SkyNet’s awakening occurs sooner thanks to the recovered Terminator. With the technological jump start, it develops more advanced models sooner, and sends one back to eliminate John, whose survival training and military experience have pushed SkyNet almost to defeat despite its massive technological advantage.
John and Kyle destroy the Terminator, and Cyberdyne’s research, pushing back judgement day, Kyle sacrificing his life for John.
Then the cycle starts again. Each cycle has SkyNet awakening a little earlier, and the Terminators being sent earlier to take out Sarah. SkyNet recovers scraps of data from the first Terminator’s remains with each loop. Kyle Reese carries information back with him in each loop.
Each cycle has its differences, Kyle or Sarah survive, or neither. Different models of Terminator, different remains recovered by Cyberdyne, etc etc, but John always survives and beats back the machines.
So, you have ‘Terminator: Origins (lol)”, followed by T1a, T2a, T1b, T2b, T1c, T2c… T1n, T2n… until you get to ‘our’ T1 and T2 (with assorted interstitials like T3 and Salvation).
So you have a classic ‘cycle of violence’ with each side gearing up for war, when the only real solution is to find a way for both sides to peacefully co-exist.
Eventually we get a John Connor whose love for his surrogate father Terminator in T2 carries over to trying to find a way to make peace with the machines. Like T2 implied in the first place…

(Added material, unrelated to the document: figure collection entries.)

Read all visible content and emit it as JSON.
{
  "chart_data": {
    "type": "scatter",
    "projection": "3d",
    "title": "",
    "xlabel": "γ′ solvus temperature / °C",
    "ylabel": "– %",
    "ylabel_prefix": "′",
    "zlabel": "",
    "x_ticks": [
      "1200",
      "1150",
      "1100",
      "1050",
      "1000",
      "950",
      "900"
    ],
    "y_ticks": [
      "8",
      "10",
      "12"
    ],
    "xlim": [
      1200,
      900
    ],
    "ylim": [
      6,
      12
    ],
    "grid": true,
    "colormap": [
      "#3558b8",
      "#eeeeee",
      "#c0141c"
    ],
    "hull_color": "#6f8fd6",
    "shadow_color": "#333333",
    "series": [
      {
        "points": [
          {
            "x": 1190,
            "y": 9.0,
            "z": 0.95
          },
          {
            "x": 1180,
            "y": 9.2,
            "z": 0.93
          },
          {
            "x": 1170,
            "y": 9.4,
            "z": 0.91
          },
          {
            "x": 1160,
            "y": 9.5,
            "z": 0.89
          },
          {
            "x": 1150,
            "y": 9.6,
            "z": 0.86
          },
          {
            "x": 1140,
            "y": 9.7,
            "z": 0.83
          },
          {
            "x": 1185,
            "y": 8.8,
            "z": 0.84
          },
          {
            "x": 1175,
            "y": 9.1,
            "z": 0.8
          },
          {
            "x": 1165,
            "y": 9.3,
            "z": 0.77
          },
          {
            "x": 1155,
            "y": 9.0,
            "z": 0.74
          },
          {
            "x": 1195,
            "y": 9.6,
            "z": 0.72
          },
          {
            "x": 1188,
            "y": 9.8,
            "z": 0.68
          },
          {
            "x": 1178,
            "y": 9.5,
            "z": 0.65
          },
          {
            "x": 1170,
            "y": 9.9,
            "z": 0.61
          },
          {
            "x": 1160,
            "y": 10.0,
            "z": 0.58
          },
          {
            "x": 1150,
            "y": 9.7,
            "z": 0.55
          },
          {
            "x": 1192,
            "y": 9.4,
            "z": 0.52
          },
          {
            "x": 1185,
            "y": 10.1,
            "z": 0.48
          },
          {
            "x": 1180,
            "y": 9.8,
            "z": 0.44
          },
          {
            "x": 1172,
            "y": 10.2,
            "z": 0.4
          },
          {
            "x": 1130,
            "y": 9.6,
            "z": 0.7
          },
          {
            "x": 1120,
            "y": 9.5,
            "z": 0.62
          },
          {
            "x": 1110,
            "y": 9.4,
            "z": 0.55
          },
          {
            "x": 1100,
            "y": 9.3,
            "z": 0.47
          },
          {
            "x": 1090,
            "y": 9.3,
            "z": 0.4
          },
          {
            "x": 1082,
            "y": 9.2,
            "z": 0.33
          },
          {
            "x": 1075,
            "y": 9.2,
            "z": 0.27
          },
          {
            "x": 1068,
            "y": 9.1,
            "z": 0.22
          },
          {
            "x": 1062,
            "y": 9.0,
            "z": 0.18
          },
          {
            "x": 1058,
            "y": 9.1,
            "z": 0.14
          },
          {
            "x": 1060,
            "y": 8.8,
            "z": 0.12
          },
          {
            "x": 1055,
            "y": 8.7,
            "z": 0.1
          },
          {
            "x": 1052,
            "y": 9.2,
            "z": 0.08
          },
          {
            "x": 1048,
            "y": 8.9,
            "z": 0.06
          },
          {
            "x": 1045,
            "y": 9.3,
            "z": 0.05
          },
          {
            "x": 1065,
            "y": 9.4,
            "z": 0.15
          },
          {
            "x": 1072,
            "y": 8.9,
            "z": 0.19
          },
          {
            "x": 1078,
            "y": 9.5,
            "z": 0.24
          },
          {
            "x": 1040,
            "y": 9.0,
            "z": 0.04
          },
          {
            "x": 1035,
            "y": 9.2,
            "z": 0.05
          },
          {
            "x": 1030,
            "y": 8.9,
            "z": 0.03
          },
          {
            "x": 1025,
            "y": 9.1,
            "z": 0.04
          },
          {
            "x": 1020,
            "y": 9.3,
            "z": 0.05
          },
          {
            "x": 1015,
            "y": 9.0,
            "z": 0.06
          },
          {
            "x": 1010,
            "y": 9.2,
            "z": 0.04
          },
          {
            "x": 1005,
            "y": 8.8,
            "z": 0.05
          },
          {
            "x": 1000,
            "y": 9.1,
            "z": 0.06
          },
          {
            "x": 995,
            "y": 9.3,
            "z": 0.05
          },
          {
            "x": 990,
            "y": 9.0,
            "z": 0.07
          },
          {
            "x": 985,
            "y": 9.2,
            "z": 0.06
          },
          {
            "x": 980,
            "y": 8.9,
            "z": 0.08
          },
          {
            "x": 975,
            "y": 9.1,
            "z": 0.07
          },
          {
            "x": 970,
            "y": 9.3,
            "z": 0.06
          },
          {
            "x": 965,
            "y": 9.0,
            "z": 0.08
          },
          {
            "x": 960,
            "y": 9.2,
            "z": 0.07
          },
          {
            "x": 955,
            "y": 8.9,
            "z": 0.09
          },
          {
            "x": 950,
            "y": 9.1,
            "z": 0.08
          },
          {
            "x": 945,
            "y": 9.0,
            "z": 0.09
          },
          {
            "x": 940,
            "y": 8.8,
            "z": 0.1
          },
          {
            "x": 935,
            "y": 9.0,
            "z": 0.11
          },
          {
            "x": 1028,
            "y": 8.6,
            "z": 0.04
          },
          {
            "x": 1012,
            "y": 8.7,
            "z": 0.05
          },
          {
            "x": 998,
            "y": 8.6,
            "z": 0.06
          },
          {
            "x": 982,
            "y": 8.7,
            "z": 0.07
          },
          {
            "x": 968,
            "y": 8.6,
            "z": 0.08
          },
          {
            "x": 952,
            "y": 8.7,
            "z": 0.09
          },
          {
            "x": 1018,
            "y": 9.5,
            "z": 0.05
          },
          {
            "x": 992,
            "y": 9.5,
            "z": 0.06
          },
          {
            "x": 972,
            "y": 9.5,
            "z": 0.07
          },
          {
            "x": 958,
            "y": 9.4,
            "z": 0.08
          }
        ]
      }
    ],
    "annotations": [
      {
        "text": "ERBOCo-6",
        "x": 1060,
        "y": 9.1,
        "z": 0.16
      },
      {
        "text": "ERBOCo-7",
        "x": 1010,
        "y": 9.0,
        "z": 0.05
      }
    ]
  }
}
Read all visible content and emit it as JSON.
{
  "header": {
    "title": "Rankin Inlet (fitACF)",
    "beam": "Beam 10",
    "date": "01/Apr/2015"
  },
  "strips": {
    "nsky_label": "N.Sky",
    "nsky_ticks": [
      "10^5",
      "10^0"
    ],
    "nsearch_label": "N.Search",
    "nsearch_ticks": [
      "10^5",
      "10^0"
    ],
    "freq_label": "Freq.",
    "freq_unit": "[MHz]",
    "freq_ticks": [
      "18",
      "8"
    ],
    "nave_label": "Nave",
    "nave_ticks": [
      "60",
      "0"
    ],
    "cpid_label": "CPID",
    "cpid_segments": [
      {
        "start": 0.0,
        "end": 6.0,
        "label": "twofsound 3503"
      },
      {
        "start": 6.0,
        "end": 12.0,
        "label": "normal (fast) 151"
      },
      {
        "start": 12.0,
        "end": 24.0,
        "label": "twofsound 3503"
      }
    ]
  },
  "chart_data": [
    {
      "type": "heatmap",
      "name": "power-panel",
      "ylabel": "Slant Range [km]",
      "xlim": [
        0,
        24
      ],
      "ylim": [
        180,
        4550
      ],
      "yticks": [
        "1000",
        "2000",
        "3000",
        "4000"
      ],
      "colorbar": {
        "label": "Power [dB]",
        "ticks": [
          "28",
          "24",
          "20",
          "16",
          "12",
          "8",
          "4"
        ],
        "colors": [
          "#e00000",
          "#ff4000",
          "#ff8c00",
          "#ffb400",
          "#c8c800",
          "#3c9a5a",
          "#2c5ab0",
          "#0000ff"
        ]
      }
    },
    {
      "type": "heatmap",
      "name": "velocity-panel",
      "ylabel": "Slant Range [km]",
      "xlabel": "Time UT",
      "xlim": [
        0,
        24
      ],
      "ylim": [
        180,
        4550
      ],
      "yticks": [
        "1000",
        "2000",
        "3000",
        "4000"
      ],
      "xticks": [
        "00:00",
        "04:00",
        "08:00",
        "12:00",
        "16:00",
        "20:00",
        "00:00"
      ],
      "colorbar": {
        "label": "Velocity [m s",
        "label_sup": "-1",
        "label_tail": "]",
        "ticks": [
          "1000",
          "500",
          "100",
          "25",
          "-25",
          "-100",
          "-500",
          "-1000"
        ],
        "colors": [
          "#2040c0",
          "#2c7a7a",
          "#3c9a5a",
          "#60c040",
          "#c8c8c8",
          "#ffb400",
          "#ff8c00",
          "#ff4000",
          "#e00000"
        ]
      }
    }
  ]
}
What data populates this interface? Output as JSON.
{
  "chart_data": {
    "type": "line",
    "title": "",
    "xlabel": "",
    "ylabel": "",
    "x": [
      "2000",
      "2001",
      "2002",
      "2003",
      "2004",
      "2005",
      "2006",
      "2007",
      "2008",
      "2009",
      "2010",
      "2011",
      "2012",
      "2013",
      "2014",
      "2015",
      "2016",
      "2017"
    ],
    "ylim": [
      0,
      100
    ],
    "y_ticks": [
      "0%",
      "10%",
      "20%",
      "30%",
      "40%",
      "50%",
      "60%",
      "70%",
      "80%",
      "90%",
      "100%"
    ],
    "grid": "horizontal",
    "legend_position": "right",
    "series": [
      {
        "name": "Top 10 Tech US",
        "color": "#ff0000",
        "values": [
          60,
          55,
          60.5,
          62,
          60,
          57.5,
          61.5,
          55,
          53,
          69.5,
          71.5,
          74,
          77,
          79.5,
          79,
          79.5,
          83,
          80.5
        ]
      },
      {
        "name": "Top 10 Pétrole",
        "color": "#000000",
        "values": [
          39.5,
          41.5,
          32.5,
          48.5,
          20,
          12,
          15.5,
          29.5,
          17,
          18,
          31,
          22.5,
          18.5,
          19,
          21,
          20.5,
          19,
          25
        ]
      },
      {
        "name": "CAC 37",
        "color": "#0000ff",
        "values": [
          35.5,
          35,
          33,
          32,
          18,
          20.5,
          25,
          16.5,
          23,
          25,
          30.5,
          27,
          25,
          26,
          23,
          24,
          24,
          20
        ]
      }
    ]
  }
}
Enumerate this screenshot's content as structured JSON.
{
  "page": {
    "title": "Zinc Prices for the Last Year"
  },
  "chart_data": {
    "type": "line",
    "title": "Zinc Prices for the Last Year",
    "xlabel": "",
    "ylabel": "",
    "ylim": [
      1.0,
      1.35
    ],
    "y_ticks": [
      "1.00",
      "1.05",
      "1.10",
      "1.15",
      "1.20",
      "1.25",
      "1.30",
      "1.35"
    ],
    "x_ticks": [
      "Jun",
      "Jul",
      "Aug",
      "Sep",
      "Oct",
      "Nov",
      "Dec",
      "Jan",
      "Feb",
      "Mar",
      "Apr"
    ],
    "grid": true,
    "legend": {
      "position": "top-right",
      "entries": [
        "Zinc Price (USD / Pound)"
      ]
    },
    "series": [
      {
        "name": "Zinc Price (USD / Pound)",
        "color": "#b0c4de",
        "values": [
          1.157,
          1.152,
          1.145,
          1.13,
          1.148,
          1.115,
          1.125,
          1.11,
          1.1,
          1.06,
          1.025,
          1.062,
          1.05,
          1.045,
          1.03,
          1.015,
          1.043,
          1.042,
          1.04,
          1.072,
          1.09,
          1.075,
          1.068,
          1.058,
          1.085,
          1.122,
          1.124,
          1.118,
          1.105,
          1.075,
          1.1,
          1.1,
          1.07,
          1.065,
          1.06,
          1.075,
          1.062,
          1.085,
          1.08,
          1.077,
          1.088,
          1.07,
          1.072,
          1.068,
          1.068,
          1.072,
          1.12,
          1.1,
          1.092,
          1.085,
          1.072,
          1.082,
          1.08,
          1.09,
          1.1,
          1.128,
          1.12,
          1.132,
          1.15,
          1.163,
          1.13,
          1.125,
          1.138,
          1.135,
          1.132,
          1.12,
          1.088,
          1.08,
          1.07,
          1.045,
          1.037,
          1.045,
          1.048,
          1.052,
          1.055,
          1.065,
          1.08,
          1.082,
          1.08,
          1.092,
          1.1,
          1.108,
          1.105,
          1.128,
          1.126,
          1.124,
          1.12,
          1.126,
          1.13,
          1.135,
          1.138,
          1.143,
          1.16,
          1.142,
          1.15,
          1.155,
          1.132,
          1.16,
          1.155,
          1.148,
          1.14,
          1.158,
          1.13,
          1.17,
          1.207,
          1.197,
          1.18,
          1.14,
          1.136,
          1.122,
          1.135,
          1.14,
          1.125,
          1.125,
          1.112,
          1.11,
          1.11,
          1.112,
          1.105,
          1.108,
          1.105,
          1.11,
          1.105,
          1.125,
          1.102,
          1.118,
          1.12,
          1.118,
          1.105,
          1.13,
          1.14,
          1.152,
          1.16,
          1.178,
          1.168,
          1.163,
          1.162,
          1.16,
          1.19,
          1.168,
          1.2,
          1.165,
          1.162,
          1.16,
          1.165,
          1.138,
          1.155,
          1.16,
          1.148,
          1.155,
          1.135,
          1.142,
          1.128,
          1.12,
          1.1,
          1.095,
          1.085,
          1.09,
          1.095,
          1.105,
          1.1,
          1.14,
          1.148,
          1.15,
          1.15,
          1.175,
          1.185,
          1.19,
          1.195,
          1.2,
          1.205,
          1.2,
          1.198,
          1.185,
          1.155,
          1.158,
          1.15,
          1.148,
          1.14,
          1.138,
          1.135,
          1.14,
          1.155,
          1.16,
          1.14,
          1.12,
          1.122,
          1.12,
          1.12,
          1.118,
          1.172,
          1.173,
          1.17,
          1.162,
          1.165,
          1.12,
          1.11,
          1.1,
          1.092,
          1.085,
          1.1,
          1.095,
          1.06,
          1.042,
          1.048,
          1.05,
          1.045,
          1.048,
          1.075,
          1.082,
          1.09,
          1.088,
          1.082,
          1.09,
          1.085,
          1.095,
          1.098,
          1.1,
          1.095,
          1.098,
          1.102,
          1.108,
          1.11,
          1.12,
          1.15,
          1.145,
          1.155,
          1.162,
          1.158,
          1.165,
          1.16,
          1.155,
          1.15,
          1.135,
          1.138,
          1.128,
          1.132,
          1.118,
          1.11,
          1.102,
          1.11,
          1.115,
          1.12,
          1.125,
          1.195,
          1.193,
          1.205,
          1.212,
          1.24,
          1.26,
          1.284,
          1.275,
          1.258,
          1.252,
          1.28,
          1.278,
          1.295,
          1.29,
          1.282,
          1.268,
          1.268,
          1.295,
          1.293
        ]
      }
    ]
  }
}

They could try to pull a Back to the Future 2 move where a closed time-circuit is tangentially split at the first point focal point of time travel (in BttF: 1955) potentially where a 3rd party time traveller interupts the process of Sarah Conner surviving and the T1-800 being partially destroyed. This would create an alternate timeline that they could manipulate, however it would probably obliterate the original premise on which the franchise was built. Then again, they kind of did the same thing with Star Trek and it played out quite well.